Keeping Your Social Profiles Secure
Those of you that have been keeping up with internet related news will know that a few days ago Burger King had their Twitter account hacked into. Days later Jeep’s account swiftly followed, seemingly falling afoul of the same hacker.
The accounts were locked and returned to their rightful owners after a couple of hours, and the attack did not appear to be malicious, but it does raise serious issues about security.
These brands got off incredibly lightly in terms of the damage that could have been done whilst they were hacked. If anything they actually benefited from the experience, as @BurgerKing gained 30,000 new followers and both brands received plenty of media coverage.
In fact the whole hacking has been taken very lightly by most, with brands such as @MTV and @BET even parodying the experiencing by publicly hacking each other’s accounts in in order to promote upcoming events. Whilst publicity stunts like such are in fitting with their brand personalities, the act itself fails to recognise the dangers of weak online security.
Things Get Serious
The hacking experience has been presented by most media outlets in a light-hearted fashion, but in actual fact it highlights a very serious and dangerous threat. At the beginning of the month Twitter posted an article on their blog alerting users that they had identified “unauthorised access attempts” where their servers had been attacked in an effort to gain user data.
Although the attacks were shut down as quickly as possible, they were actually successful in gaining the personal data of almost 250,000 users. This included user names, email addresses and encrypted passwords.
Twitter was quick to alert the affected users and reset their passwords, but for some the damage had already been done. All this came after several media and technology companies across the US reported extensive security attacks on their systems.
This news reminds us that it’s not just Twitter users who need to be wary of hackers. If your website or social account suffers a security breach then it’s not just your brand that’s in danger, it’s your followers as well. If you store any of your users or employees personal data online then it’s your responsibility to ensure that the information is secure.
A hacker who has access to your social profiles could completely ruin your brand’s reputation and severe any trust that users have in you.

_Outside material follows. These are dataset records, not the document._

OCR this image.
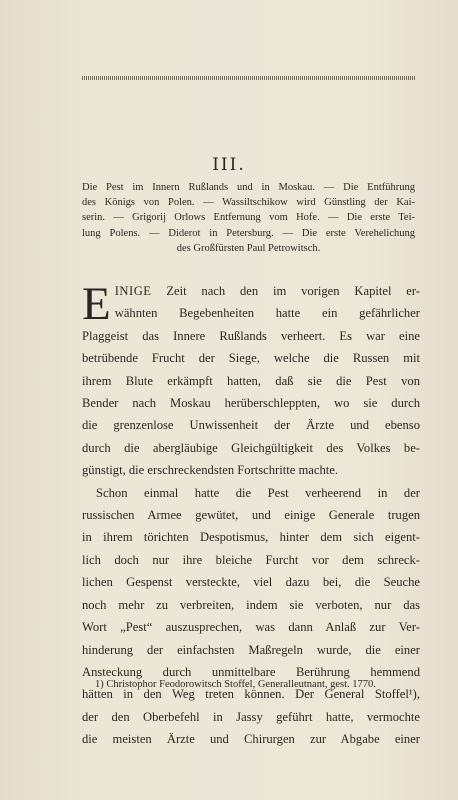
III.
Die Pest im Innern Rußlands und in Moskau. — Die Entführung
des Königs von Polen. — Wassiltschikow wird Günstling der Kai-
serin. — Grigorij Orlows Entfernung vom Hofe. — Die erste Tei-
lung Polens. — Diderot in Petersburg. — Die erste Verehelichung
des Großfürsten Paul Petrowitsch.
E INIGE Zeit nach den im vorigen Kapitel er-
wähnten Begebenheiten hatte ein gefährlicher
Plaggeist das Innere Rußlands verheert. Es war eine
betrübende Frucht der Siege, welche die Russen mit
ihrem Blute erkämpft hatten, daß sie die Pest von
Bender nach Moskau herüberschleppten, wo sie durch
die grenzenlose Unwissenheit der Ärzte und ebenso
durch die abergläubige Gleichgültigkeit des Volkes be-
günstigt, die erschreckendsten Fortschritte machte.
Schon einmal hatte die Pest verheerend in der
russischen Armee gewütet, und einige Generale trugen
in ihrem törichten Despotismus, hinter dem sich eigent-
lich doch nur ihre bleiche Furcht vor dem schreck-
lichen Gespenst versteckte, viel dazu bei, die Seuche
noch mehr zu verbreiten, indem sie verboten, nur das
Wort „Pest“ auszusprechen, was dann Anlaß zur Ver-
hinderung der einfachsten Maßregeln wurde, die einer
Ansteckung durch unmittelbare Berührung hemmend
hätten in den Weg treten können. Der General Stoffel¹),
der den Oberbefehl in Jassy geführt hatte, vermochte
die meisten Ärzte und Chirurgen zur Abgabe einer
1) Christophor Feodorowitsch Stoffel, Generalleutnant, gest. 1770.
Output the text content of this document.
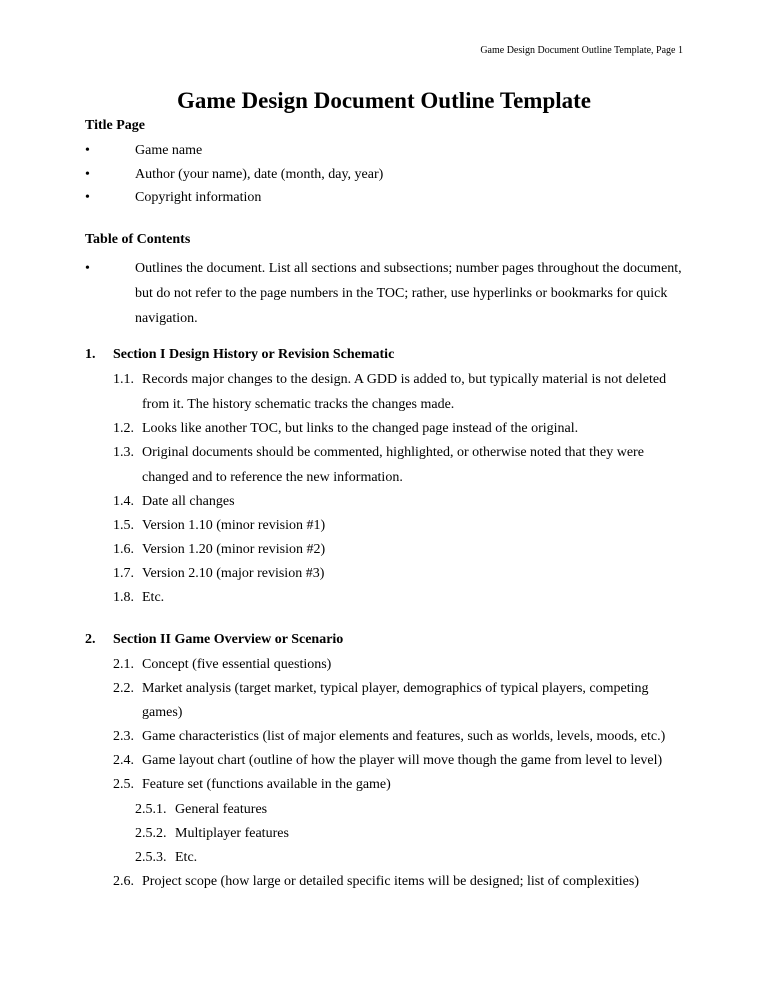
Game Design Document Outline Template, Page 1
Game Design Document Outline Template
Title Page
•	Game name
•	Author (your name), date (month, day, year)
•	Copyright information
Table of Contents
•	Outlines the document. List all sections and subsections; number pages throughout the document,
but do not refer to the page numbers in the TOC; rather, use hyperlinks or bookmarks for quick
navigation.
1. Section I Design History or Revision Schematic
1.1. Records major changes to the design. A GDD is added to, but typically material is not deleted
from it. The history schematic tracks the changes made.
1.2. Looks like another TOC, but links to the changed page instead of the original.
1.3. Original documents should be commented, highlighted, or otherwise noted that they were
changed and to reference the new information.
1.4. Date all changes
1.5. Version 1.10 (minor revision #1)
1.6. Version 1.20 (minor revision #2)
1.7. Version 2.10 (major revision #3)
1.8. Etc.
2. Section II Game Overview or Scenario
2.1. Concept (five essential questions)
2.2. Market analysis (target market, typical player, demographics of typical players, competing
games)
2.3. Game characteristics (list of major elements and features, such as worlds, levels, moods, etc.)
2.4. Game layout chart (outline of how the player will move though the game from level to level)
2.5. Feature set (functions available in the game)
2.5.1. General features
2.5.2. Multiplayer features
2.5.3. Etc.
2.6. Project scope (how large or detailed specific items will be designed; list of complexities)
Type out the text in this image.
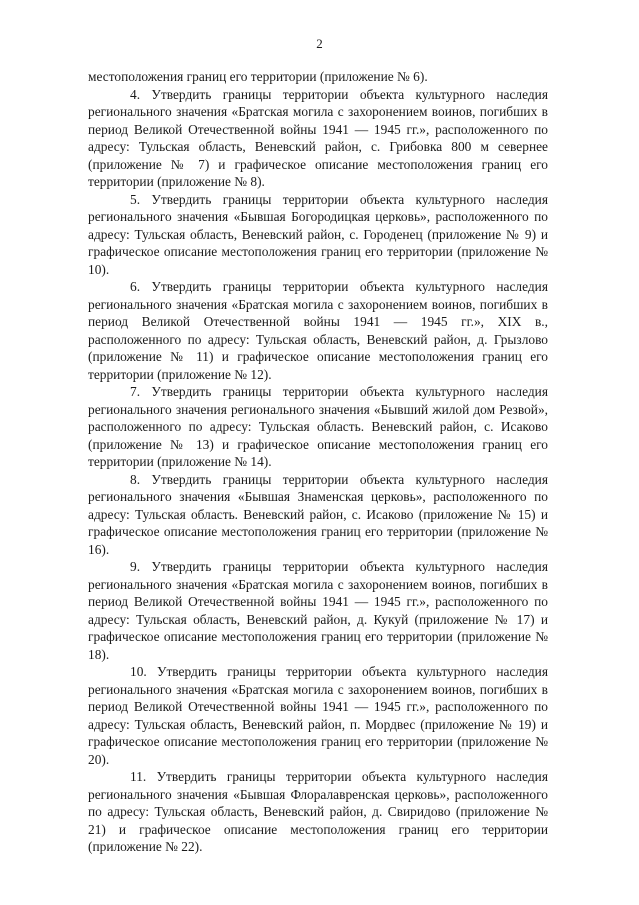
2

местоположения границ его территории (приложение № 6).

4. Утвердить границы территории объекта культурного наследия регионального значения «Братская могила с захоронением воинов, погибших в период Великой Отечественной войны 1941 — 1945 гг.», расположенного по адресу: Тульская область, Веневский район, с. Грибовка 800 м севернее (приложение № 7) и графическое описание местоположения границ его территории (приложение № 8).

5. Утвердить границы территории объекта культурного наследия регионального значения «Бывшая Богородицкая церковь», расположенного по адресу: Тульская область, Веневский район, с. Городенец (приложение № 9) и графическое описание местоположения границ его территории (приложение № 10).

6. Утвердить границы территории объекта культурного наследия регионального значения «Братская могила с захоронением воинов, погибших в период Великой Отечественной войны 1941 — 1945 гг.», XIX в., расположенного по адресу: Тульская область, Веневский район, д. Грызлово (приложение № 11) и графическое описание местоположения границ его территории (приложение № 12).

7. Утвердить границы территории объекта культурного наследия регионального значения регионального значения «Бывший жилой дом Резвой», расположенного по адресу: Тульская область. Веневский район, с. Исаково (приложение № 13) и графическое описание местоположения границ его территории (приложение № 14).

8. Утвердить границы территории объекта культурного наследия регионального значения «Бывшая Знаменская церковь», расположенного по адресу: Тульская область. Веневский район, с. Исаково (приложение № 15) и графическое описание местоположения границ его территории (приложение № 16).

9. Утвердить границы территории объекта культурного наследия регионального значения «Братская могила с захоронением воинов, погибших в период Великой Отечественной войны 1941 — 1945 гг.», расположенного по адресу: Тульская область, Веневский район, д. Кукуй (приложение № 17) и графическое описание местоположения границ его территории (приложение № 18).

10. Утвердить границы территории объекта культурного наследия регионального значения «Братская могила с захоронением воинов, погибших в период Великой Отечественной войны 1941 — 1945 гг.», расположенного по адресу: Тульская область, Веневский район, п. Мордвес (приложение № 19) и графическое описание местоположения границ его территории (приложение № 20).

11. Утвердить границы территории объекта культурного наследия регионального значения «Бывшая Флоралавренская церковь», расположенного по адресу: Тульская область, Веневский район, д. Свиридово (приложение № 21) и графическое описание местоположения границ его территории (приложение № 22).
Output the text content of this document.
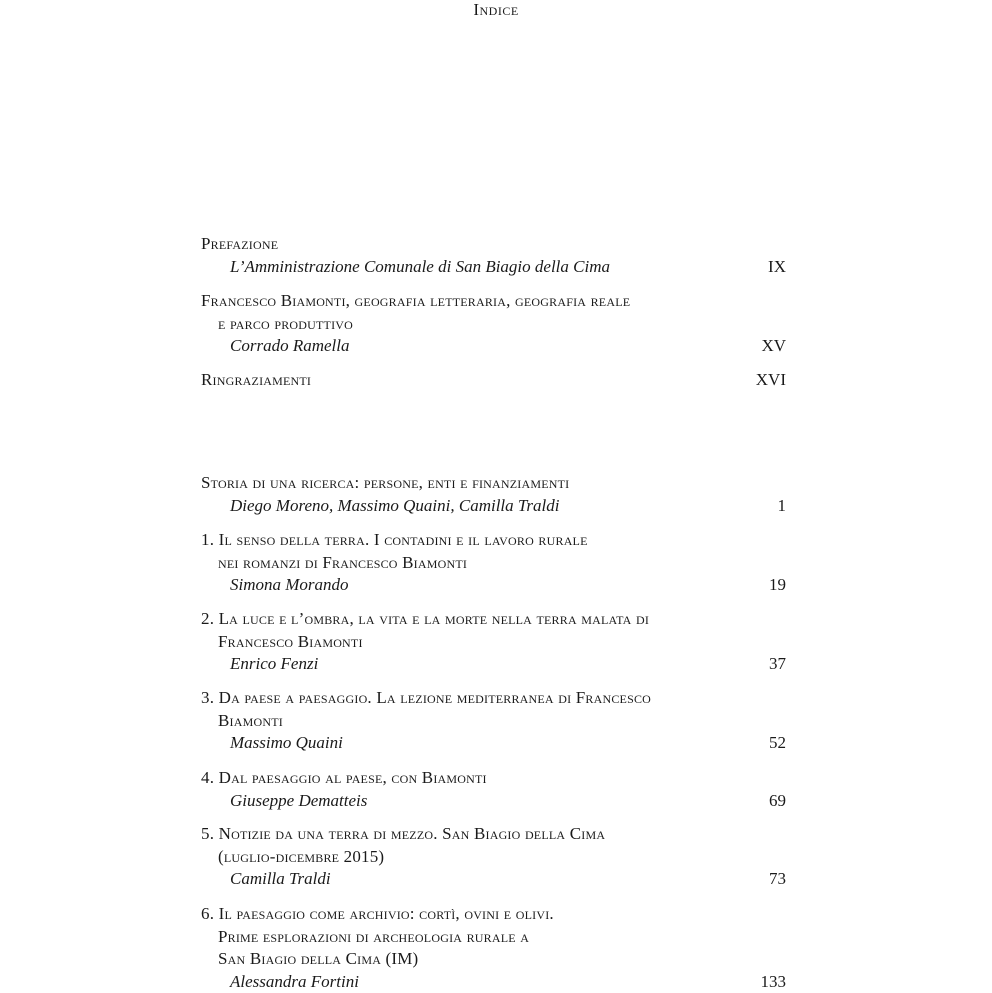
Indice
Prefazione
L’Amministrazione Comunale di San Biagio della Cima	IX
Francesco Biamonti, geografia letteraria, geografia reale
e parco produttivo
Corrado Ramella	XV
Ringraziamenti	XVI
Storia di una ricerca: persone, enti e finanziamenti
Diego Moreno, Massimo Quaini, Camilla Traldi	1
1. Il senso della terra. I contadini e il lavoro rurale
nei romanzi di Francesco Biamonti
Simona Morando	19
2. La luce e l’ombra, la vita e la morte nella terra malata di
Francesco Biamonti
Enrico Fenzi	37
3. Da paese a paesaggio. La lezione mediterranea di Francesco
Biamonti
Massimo Quaini	52
4. Dal paesaggio al paese, con Biamonti
Giuseppe Dematteis	69
5. Notizie da una terra di mezzo. San Biagio della Cima
(luglio-dicembre 2015)
Camilla Traldi	73
6. Il paesaggio come archivio: cortì, ovini e olivi.
Prime esplorazioni di archeologia rurale a
San Biagio della Cima (IM)
Alessandra Fortini	133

Burger King and Jeep’s Twitter accounts were essentially taken for a joy ride. It was instantly made obvious to everyone that each account had been hacked and the takeover only lasted for a small period of time.
Hacking can be more malicious. Someone who has access to your system could slowly work their way into using the trust from your following your brand has built to gain sensitive and personal information. They could change details on your site, or send harmful messages to your users. This could ruin not only your brand image and reputation but also your ranking.
What can you do to secure your profiles? To begin with change your password. Brands who allow a lot of employees access to their social profiles will often use simplistic, easy to remember passwords. This will not keep your brand safe online.
Twitter themselves encourages you to choose a password that is “At least 10 (but more is better) characters”. It’s important you utilise a number of different character types in your password as well. Capital letters, numbers and symbols will make it harder for your password to be cracked.
You’ve got to know exactly who has access to each account at all times, and keep all account activity monitored. Make sure the only people who know your passwords are those who need to know. Also make sure that you update and refresh your password regularly, as it will make it much harder for anyone to gain access.
Speaking of changing passwords, you should have a different password for each social account. You’re only as strong as your weakest link, and if a social site that you have a profile on falls afoul of hackers, you’re instantly putting all you other accounts at risk if you use the same password.
If someone is unsure of or forgets a password they can often retrieve it with a valid email address by answering a question. Whichever password retrieval questions you choose when setting up an account, do not make the answer obvious. In fact for the best security you should make your answer something completely unrelated and random.